Blank’s comments came during an interview with The Wall Street Journal last month about Wisconsin Governor Scott Walker’s proposed $300 million higher education budget cuts and suggestion that faculty members teach more to offset the shortfall. The chancellor called the advice unrealistic, saying it demonstrated Walker’s “serious misunderstanding” about faculty workloads and management. As an example, she said that 15 percent of faculty members approach Madison’s administration each year with better offers from other colleges and universities, and that she sometimes reduces their course loads to convince them to stay.

“I am an economist,” she told the Journal. “I live in a market.”

Many readers criticized Blank’s explanation in the online comments section of the story (most were sympathetic to Walker’s notion that faculty members already don’t do enough work), and blog posts supporting the governor -- including Right Wing Wisconsin -- were soon to follow.

“How badly do highly paid professors want to avoid teaching classes?” wrote Charlie Sykes, a conservative commentator. “Avoiding students has become a perk [emphasis his]."

Sykes referenced a 2013 report from the American Council of Trustees and Alumni and Education Sector, an independent think tank, called “Selling Students Short: Declining Teaching Loads at Colleges and Universities.” The report -- which was widely criticized for having questionable data and has since been retracted (something Sykes does not note) -- says the practice of reducing course loads to recruit or retain academics is known by some as the “academic ratchet,” and comes at a high cost. It also says that reduced course loads can become a kind of new normal among colleagues.

Summing up his own argument, Sykes wrote: “Blank was not revealing anything that is not well-known and well-established inside academia. But her willingness to say it publicly -- in the hearing of parents, students and policy makers -- was nonetheless interesting. Perhaps inadvertently, she exposed a central fact of life in the modern university: teaching less has become a sign of prestige; while teaching more is a sign of lower status.”

Derek Bok, former president of Harvard University, also has written critically of course load reductions as reward.

Via e-mail, Bok said retaining or recruiting professors that way “is a bad idea. It does nothing to improve higher education. It also sets a bad example that will be seized upon by colleagues of the favored professor who will demand equal treatment, thus leading to more and more reductions in teaching loads. No university will win by tactics of this sort.”

Bok said he’d never personally made any such agreement with a faculty member, and called the idea another “example of how competition for prestige and higher rankings is doing harm to higher education as a whole.”

Of course Harvard has many advantages that allow it to hold on to faculty talent, and most tenured Harvard faculty members aren't juggling many sections of freshmen. Blank's tactic is most commonly talked about by flagship public university presidents, who have a tough time holding on to talent when private institutions come wooing. 

But others say the extent of the practice has been exaggerated, and that course load reductions nearly always come with an increased expectation for research -- along with a shelf life.

Michael Bernard-Donals, vice provost for faculty and staff programs at Madison, said he didn’t have precise data on how many professors in that 15 percent with outside offers actually accepted course load reductions to stay. But he said it was a “very small” number, and that their agreements usually were for a given period of time to do extra research -- not to avoid students or enjoy extra personal time.
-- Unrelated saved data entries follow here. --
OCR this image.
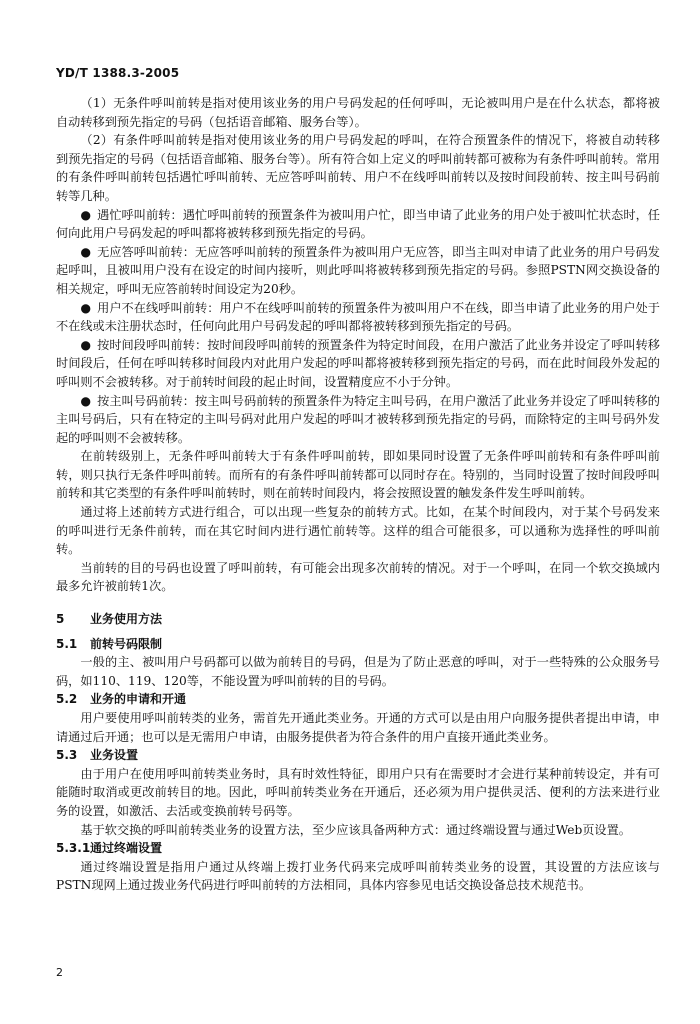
YD/T 1388.3-2005

（1）无条件呼叫前转是指对使用该业务的用户号码发起的任何呼叫，无论被叫用户是在什么状态，都将被自动转移到预先指定的号码（包括语音邮箱、服务台等）。

（2）有条件呼叫前转是指对使用该业务的用户号码发起的呼叫，在符合预置条件的情况下，将被自动转移到预先指定的号码（包括语音邮箱、服务台等）。所有符合如上定义的呼叫前转都可被称为有条件呼叫前转。常用的有条件呼叫前转包括遇忙呼叫前转、无应答呼叫前转、用户不在线呼叫前转以及按时间段前转、按主叫号码前转等几种。

● 遇忙呼叫前转：遇忙呼叫前转的预置条件为被叫用户忙，即当申请了此业务的用户处于被叫忙状态时，任何向此用户号码发起的呼叫都将被转移到预先指定的号码。

● 无应答呼叫前转：无应答呼叫前转的预置条件为被叫用户无应答，即当主叫对申请了此业务的用户号码发起呼叫，且被叫用户没有在设定的时间内接听，则此呼叫将被转移到预先指定的号码。参照PSTN网交换设备的相关规定，呼叫无应答前转时间设定为20秒。

● 用户不在线呼叫前转：用户不在线呼叫前转的预置条件为被叫用户不在线，即当申请了此业务的用户处于不在线或未注册状态时，任何向此用户号码发起的呼叫都将被转移到预先指定的号码。

● 按时间段呼叫前转：按时间段呼叫前转的预置条件为特定时间段，在用户激活了此业务并设定了呼叫转移时间段后，任何在呼叫转移时间段内对此用户发起的呼叫都将被转移到预先指定的号码，而在此时间段外发起的呼叫则不会被转移。对于前转时间段的起止时间，设置精度应不小于分钟。

● 按主叫号码前转：按主叫号码前转的预置条件为特定主叫号码，在用户激活了此业务并设定了呼叫转移的主叫号码后，只有在特定的主叫号码对此用户发起的呼叫才被转移到预先指定的号码，而除特定的主叫号码外发起的呼叫则不会被转移。

在前转级别上，无条件呼叫前转大于有条件呼叫前转，即如果同时设置了无条件呼叫前转和有条件呼叫前转，则只执行无条件呼叫前转。而所有的有条件呼叫前转都可以同时存在。特别的，当同时设置了按时间段呼叫前转和其它类型的有条件呼叫前转时，则在前转时间段内，将会按照设置的触发条件发生呼叫前转。

通过将上述前转方式进行组合，可以出现一些复杂的前转方式。比如，在某个时间段内，对于某个号码发来的呼叫进行无条件前转，而在其它时间内进行遇忙前转等。这样的组合可能很多，可以通称为选择性的呼叫前转。

当前转的目的号码也设置了呼叫前转，有可能会出现多次前转的情况。对于一个呼叫，在同一个软交换域内最多允许被前转1次。

5 业务使用方法

5.1 前转号码限制

一般的主、被叫用户号码都可以做为前转目的号码，但是为了防止恶意的呼叫，对于一些特殊的公众服务号码，如110、119、120等，不能设置为呼叫前转的目的号码。

5.2 业务的申请和开通

用户要使用呼叫前转类的业务，需首先开通此类业务。开通的方式可以是由用户向服务提供者提出申请，申请通过后开通；也可以是无需用户申请，由服务提供者为符合条件的用户直接开通此类业务。

5.3 业务设置

由于用户在使用呼叫前转类业务时，具有时效性特征，即用户只有在需要时才会进行某种前转设定，并有可能随时取消或更改前转目的地。因此，呼叫前转类业务在开通后，还必须为用户提供灵活、便利的方法来进行业务的设置，如激活、去活或变换前转号码等。

基于软交换的呼叫前转类业务的设置方法，至少应该具备两种方式：通过终端设置与通过Web页设置。

5.3.1通过终端设置

通过终端设置是指用户通过从终端上拨打业务代码来完成呼叫前转类业务的设置，其设置的方法应该与PSTN现网上通过拨业务代码进行呼叫前转的方法相同，具体内容参见电话交换设备总技术规范书。

2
“The fact is that it doesn’t happen that much, but there are some rare occasions in which teaching load reductions are part of a retention package,” he said. “Often it’s a release from a certain number of courses over a period of time, and that usually to provide time for really productive research faculty to complete a project, or get it started.”

Contrary to a belief held by some critics, Bernard-Donals said, course load reductions aren’t offered instead of a raise, to compensate for a salary increase the university can’t afford. Reiterating his earlier point, he said they’re reserved for faculty members who genuinely want to go “in a new direction.” Asked if that additional research might result in extra grant money for the institution -- challenging critics’ cost argument -- Bernard-Donals said he didn’t know definitively. But he said that teaching and research “aren’t mutually exclusive,” and rather enjoy a “positive, reciprocal relationship.” So professors who spend more time out of the classroom for a given period -- perhaps with student research assistants -- eventually will return to the classroom with “new ways to think about the field.”

“The idea that teaching is undervalued because faculty are doing research instead is missing the point that research is what invigorates teaching in the first place,” Bernard-Donals said.

He also rejected the idea that many faculty members seek outside offers to “game the system,” or to force raises or course load reductions that otherwise would be hard or impossible to achieve. “I think when people are interested in going elsewhere, they may feel like other places may be more congenial to their work,” he said. Likewise, when people stay it’s out of a sense that Madison will be most “congenial” to their work.

Rudy Fichtenbaum, president of the American Association of University Professors and a professor of economics at Wright State University, said he thought that awarding course load reductions to high-performing faculty members is “probably a very common practice, particularly at research institutions.” Like Bernard-Donals, he said he thought politicians and others who are critical of faculty workloads are "barking up the wrong tree."

“They want universities to do all this research because they believe it helps drive economic development, but on the other hand, they think faculty should spend 100 percent of their time teaching students,” said Fichtenbaum. “You can’t have it both ways, especially at a major research institution where research is probably as much a part of the mission as teaching students.”

He noted that research also often implies working with and mentoring graduate students, even if the professor in question will be in less direct contact with undergraduates. He also challenged the idea that faculty members shirk opportunities to work with students, saying that “most faculty want to have some involvement in teaching -- that’s probably why they became faculty members."

Fichtenbaum said the "real question" to ask about Madison and other major research institutions facing down large budget cuts is how they'll remain competitive in recruiting and retaining faculty talent. 

"Faculty are not that much different than other workers," he said. "They can stay where they are and try to get a raise, or never get [scheduled pay increases] above inflation, or look for something outside."